Communicating Team Support

team support

Does your business cultivate a culture of compassion for your team? When business leaders show their team how much they care, their team feels more confident in following them. Teams need that sense of camaraderie to support the views and beliefs of the business owner/leader.

In Jen Sincero’s You are a Badass, she states that “…giving is one of our greatest joys. It’s also one of the most powerful gestures there is.” After experiencing and seeing the effects of Hurricane Harvey here in Houston, it warms my heart to see so many businesses and people giving back. It’s truly amazing to see such a broad range of people donating their time, energy, and even money to rebuilding their communities.


At times like these, I think it’s important to remember that even the smallest contribution can have a big impact.

While a lot of businesses are reopening, there are some still struggling to sort through the wreckage that Harvey caused. It’s important that we help our local businesses so that they can provide their much-needed services to customers and their employees. Small businesses provide a stress relief to employees who may be faced with a mountain of recovery tasks at home. They give employees a sense of purpose, which can contribute to them feeling more productive instead of solely focusing on the damages incurred by the storm.

How are you supporting your team?

Are you showing your team support through your communication? If you’re unsure, then you can start showing supportive communication with DISC. DISC is a simple question and answer tool that measures observable behaviors and emotions.


The DISC Styles


The 4 communication styles are defined as follows: Dominant, Influence, Steady, and Conscientious. The D and I styles tend to be more extroverted while the S and C styles tend to be introverted.
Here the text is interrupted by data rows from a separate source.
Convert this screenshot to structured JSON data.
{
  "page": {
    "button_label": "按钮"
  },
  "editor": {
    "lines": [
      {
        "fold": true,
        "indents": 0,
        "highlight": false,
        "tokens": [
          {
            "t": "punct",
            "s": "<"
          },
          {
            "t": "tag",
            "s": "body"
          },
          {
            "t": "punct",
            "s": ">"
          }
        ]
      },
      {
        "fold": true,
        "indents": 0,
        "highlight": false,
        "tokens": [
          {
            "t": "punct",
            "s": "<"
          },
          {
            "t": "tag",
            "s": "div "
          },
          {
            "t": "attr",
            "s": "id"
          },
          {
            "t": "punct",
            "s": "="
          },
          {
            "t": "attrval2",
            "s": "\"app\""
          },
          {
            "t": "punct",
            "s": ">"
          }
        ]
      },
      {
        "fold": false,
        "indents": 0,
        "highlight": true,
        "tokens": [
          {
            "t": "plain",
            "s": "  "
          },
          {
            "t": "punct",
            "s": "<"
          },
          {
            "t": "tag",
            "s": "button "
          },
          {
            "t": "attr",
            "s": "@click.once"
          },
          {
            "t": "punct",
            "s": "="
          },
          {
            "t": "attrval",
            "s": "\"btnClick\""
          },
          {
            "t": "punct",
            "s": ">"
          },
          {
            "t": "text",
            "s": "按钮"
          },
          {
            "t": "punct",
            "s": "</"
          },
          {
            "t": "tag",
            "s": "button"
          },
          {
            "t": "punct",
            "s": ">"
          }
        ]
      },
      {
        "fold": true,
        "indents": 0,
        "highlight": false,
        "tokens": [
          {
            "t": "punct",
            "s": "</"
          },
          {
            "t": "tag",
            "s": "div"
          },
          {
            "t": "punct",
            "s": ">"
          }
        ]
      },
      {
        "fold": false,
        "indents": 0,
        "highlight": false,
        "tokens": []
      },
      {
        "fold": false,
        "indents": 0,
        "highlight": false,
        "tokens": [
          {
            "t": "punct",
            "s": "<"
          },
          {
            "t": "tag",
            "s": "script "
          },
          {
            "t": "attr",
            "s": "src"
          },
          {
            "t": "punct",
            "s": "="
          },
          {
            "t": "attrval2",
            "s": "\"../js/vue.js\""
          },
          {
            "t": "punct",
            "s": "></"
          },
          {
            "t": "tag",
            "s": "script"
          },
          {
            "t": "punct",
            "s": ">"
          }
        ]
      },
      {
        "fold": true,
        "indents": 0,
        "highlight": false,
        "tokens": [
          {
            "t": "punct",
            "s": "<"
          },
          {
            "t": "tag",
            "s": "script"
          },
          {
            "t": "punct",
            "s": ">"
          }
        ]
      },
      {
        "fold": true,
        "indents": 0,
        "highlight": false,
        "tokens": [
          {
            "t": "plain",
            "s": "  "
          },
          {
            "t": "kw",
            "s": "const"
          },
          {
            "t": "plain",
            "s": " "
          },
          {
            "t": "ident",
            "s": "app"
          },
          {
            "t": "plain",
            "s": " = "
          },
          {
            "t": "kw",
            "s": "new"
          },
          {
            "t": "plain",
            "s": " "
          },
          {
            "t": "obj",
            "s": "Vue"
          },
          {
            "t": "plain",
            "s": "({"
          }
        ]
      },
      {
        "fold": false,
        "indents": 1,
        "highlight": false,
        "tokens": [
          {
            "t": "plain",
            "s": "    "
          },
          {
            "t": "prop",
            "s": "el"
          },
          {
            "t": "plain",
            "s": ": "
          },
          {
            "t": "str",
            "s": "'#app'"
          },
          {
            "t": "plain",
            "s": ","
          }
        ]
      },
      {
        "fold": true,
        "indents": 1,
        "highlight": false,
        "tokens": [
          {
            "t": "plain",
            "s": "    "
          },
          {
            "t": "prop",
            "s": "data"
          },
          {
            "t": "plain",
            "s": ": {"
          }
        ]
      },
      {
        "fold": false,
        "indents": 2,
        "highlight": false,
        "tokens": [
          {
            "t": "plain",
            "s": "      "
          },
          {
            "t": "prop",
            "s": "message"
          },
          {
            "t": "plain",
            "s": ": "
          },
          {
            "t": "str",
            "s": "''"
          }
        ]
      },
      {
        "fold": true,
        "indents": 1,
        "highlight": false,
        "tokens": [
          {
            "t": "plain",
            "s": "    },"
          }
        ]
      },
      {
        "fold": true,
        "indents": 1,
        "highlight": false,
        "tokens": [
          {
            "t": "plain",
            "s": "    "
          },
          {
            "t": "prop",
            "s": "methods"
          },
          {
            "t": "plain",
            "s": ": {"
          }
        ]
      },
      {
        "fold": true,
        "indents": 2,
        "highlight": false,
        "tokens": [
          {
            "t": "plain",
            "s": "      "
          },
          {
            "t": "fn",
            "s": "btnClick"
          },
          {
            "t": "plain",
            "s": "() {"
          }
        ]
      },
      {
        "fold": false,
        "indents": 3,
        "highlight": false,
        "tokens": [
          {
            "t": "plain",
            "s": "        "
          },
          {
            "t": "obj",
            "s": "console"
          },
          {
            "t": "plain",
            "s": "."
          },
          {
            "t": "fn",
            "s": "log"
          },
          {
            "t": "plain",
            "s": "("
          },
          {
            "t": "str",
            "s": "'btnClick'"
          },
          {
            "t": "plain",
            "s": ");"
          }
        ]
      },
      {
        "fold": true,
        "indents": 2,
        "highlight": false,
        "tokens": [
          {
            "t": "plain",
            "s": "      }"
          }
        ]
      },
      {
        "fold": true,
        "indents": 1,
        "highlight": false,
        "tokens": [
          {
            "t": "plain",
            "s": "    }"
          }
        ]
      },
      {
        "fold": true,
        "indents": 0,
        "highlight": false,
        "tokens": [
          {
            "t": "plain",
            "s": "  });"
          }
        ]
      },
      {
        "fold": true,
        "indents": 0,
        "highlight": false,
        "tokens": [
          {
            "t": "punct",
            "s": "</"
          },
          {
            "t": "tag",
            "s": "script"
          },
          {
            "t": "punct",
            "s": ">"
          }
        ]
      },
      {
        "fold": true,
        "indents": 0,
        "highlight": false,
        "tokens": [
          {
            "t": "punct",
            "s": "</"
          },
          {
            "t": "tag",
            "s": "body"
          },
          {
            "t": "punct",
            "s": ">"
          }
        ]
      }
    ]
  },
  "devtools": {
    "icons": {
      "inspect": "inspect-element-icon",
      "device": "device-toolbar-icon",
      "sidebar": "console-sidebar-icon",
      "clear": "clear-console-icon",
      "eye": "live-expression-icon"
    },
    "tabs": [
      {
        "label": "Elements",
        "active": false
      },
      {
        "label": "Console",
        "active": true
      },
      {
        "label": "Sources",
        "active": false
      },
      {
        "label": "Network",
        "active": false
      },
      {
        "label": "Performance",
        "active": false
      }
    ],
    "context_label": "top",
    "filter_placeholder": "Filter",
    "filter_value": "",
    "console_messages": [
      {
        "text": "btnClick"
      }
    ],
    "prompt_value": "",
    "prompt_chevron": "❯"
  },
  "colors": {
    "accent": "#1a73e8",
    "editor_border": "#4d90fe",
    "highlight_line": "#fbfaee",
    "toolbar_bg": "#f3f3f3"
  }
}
Styles that are similar in their level of comfort in interacting tend to be more compatible with each other. They can even spot each other in a crowd! This could be because of their tone of voice, how they dress, their body language, or any number of factors. In social settings, people are drawn to those that are similar to themselves. D‘s and I‘s are more outgoing and fast-paced, which attracts them to each other. C‘s and S‘s tend to get along because of their slower pace and quieter nature.

Now this may not translate in a work setting because the context is different. Also, individuals’ communication style may differ at work due to their perception of their role or their expectations of others. Remember, the culture of the workplace tends to influence how well individuals get along as well. If you cultivate a supportive work environment, then it’s likely that dissimilar individuals will get along just as well as similar individuals.

Businesses don’t grow on the efforts of just one single person

The important take away is that even if you’re dealing with the stress of recovery after Harvey, we all need to be aware of how we’re talking to each other. We should ensure that we’re communicating to others in the manner that they would appreciate. It makes it easier for us to understand one another and meet each other’s needs. Businesses don’t grow on the efforts of just one single person, it takes a supportive community to accelerate any business. Let’s continue to focus on recovery and speak positively to one another. We are #HoustonStrong!